The central bank began cutting its benchmark interest rate two years ago, halving it to 11.5 percent from 23 percent, while neighboring Kenya cut its lending rate to 8.5 percent from 18 percent over the period, Bloomberg reports.

The drop in the shilling on reports of aid cuts may be an immediate “overreaction,” Nel said. But because aid accounts for 20 percent of Uganda’s budget, there’s an increased risk that potential 2014 investments of $2 billion-plus may slow, Nel said.

Homosexuality is a crime in 38 of 54 sub-Saharan Africa nations, according to Amnesty
International, Bloomberg reports. Nigerian President Goodluck Jonathan signed a law in January that bans gay groups, imposes 14-year jail sentences for same-sex couples who live together and 10-year sentences for people who make a “public show of same-sex amorous relationships,” Bloomberg reports.

South Africa was the fifth country in the world and the first in Africa to legalize same-sex marriage. In 2005, South Africa’s courts ruled that traditional marriage laws were unconstitutional. In 2006, the South African parliament revised the laws to allow for same-sex marriages. The law does, however, allow government officials to refuse to conduct same-sex marriage ceremonies if they so choose, AFKInsider reported.

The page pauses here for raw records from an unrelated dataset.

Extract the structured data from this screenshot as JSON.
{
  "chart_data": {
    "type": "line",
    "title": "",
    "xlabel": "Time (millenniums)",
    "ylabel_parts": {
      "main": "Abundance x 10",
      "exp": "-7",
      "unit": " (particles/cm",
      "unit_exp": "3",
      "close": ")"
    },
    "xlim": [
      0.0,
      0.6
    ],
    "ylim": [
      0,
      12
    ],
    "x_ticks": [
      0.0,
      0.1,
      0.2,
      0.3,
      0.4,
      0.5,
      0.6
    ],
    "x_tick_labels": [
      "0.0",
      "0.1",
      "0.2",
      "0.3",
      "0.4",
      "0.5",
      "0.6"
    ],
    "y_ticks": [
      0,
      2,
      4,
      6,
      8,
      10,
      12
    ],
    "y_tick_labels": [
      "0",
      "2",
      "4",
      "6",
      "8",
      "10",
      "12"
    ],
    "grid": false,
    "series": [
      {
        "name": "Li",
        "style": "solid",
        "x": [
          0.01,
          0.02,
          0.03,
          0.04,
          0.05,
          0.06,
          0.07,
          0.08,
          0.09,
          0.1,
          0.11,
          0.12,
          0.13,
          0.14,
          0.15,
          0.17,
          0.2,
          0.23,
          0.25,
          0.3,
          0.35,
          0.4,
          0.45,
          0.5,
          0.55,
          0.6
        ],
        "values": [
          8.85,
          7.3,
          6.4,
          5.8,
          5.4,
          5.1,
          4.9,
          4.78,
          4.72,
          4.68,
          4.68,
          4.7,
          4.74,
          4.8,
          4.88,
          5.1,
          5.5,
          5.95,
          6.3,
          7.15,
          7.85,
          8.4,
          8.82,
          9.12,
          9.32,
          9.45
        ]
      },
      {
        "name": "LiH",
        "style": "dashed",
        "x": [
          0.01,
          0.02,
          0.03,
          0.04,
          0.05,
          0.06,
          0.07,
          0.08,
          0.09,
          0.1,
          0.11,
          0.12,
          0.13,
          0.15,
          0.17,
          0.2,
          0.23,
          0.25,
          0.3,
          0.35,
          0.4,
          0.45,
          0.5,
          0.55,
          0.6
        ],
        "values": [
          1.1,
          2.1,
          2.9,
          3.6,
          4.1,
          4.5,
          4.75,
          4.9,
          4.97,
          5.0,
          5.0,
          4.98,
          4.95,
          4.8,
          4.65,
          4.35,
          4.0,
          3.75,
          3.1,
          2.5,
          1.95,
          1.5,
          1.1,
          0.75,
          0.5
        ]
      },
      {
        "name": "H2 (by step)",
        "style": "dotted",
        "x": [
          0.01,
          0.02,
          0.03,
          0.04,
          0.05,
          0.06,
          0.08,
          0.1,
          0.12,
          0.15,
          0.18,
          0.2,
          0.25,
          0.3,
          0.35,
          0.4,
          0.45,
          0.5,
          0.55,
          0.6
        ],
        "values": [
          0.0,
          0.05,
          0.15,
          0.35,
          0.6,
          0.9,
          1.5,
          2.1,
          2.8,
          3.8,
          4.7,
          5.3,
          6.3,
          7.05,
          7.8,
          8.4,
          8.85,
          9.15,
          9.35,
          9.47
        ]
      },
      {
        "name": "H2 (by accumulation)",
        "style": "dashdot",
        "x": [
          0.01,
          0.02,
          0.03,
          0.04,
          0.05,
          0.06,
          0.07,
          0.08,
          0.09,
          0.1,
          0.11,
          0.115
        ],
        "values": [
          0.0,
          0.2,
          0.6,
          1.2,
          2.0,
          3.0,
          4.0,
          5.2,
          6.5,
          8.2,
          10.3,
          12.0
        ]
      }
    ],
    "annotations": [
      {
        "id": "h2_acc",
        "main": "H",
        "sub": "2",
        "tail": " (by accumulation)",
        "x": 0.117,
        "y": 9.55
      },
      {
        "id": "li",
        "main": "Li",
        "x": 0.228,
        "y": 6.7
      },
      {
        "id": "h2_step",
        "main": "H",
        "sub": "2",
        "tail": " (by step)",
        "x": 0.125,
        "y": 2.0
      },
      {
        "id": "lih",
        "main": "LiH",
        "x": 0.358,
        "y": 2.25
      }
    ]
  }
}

McDonald’s Corp., Coca-Cola Inc., and other sponsors of the Sochi Winter Olympics faced consumer protests over Russia’s anti-gay legislation. American Airlines Group Inc. and Apple Inc. are among companies asking Arizona Gov. Jan Brewer to veto a bill allowing businesses to refuse service on religious grounds — a measure opponents say will allow discrimination against gays.

A Ugandan tabloid newspaper on Tuesday printed a list of dozens of names of people it said are gay, according to Bloomberg.

Some companies doing business in Uganda wouldn’t comment on the stricter laws including Sanlam Ltd., a Cape Town-based insurer.

Uganda’s yields on local-currency bonds due November 2028 were unchanged at 14.85 percent and have dropped 10 basis points, or 0.1 percentage point, in 2014, according to Standard Chartered data compiled by Bloomberg. The Bank of Uganda auctions 70 billion shillings ($28 million) of 15-year paper today.